On s’est retrouvé, un peu interloqué, après avoir goûté, de Marie Cool et Fabio Balducci, le silence du temps qui passe à l’aune d’un corps cadran solaire (ouverture dans le mur, lumière, 2007), avec un jeune visiteur marchant au même rythme, dans l’aile Ouest dans le monde des « Règles du jeu ». Est-il possible que des œuvres qui ont un quart de siècle voire moins, paraissent de purs exercices de style ? Jutta Koether et même Franz West et Bernard Piffaretti se confrontent à un art qui définit ses propres règles ou le cadre des contraintes de l’art. Ils ne nous convainquent pas. On est assurément plus à l’aise, en 2021, en face de récits d’histoires.
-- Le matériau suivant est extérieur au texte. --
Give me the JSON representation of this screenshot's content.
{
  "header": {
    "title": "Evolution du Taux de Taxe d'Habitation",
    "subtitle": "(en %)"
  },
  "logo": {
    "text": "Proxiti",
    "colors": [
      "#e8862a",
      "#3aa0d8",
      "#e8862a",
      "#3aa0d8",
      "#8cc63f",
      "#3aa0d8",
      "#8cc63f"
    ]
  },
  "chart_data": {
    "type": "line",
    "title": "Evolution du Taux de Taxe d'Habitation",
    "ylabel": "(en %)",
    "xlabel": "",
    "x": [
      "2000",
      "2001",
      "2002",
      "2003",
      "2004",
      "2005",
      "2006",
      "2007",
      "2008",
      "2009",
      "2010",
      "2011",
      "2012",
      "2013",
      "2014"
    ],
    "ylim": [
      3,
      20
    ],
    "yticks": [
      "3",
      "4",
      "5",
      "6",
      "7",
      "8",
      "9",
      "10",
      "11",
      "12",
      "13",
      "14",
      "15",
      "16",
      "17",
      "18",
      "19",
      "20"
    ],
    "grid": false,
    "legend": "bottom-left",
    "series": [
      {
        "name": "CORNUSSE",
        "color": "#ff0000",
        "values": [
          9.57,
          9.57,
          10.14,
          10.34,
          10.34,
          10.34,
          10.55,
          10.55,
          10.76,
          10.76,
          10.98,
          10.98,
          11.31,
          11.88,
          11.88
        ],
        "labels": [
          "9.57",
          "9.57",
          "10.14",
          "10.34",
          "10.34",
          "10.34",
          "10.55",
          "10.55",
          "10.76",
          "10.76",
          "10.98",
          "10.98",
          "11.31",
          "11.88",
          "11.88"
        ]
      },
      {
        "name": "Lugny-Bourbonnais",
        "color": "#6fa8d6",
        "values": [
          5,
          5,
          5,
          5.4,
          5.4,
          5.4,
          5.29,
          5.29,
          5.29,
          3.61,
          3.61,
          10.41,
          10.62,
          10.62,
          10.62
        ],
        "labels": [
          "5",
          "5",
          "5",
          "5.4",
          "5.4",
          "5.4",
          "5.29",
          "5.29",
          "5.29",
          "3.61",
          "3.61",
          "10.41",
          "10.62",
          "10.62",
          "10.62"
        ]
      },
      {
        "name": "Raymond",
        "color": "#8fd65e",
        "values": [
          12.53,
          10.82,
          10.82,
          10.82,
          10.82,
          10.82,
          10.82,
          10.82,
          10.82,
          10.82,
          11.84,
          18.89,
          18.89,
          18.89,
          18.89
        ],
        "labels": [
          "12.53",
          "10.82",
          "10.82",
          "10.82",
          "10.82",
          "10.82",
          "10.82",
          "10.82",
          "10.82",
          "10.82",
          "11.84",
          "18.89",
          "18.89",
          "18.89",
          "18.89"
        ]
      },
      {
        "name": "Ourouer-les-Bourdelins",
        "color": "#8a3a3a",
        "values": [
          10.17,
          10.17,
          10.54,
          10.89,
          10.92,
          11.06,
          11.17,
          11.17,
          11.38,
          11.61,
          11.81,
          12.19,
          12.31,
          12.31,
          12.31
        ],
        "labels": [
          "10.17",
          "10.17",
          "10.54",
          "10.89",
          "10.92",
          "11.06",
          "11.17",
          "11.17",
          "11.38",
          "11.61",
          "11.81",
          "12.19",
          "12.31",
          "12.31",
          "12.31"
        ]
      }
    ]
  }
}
Ainsi dans la Pologne d’après la réunification Est-Ouest, en désintégration, dans la gigantesque photographie de Hannah Collins (In the Course of Time VII, Huta Chemical Works Silesia, 1996) et bien sûr, la vidéo-récit du génial William Kentridge illustrant, via l’écrivain Italo Svevo, les débuts du terrible vingtième siècle et la guerre de 1914-18.
Mais peut-être avons-nous tort. Bruce Nauman, dans Setting a Good Corner (Allegory & Metaphor), c’était en l’an 2000, disait « l’art fait ce que font les artistes ». Ainsi des reliefs du dîner géant Dining Motions de Tony Cragg (1982), la composition aléatoire d’objets du quotidien de Galaxy Evolution Melody, vidéo de Lutz & Guggiesberg (2012) et le sol en PVC de la cuisine de Jürgen Drescher. Montée dans une structure en aluminium, renversée à la verticale, elle jaillit dans l’espace. Zu gross für über’s Sofa (2008) ne peut être vu que dans un musée. Le Mudam le propose.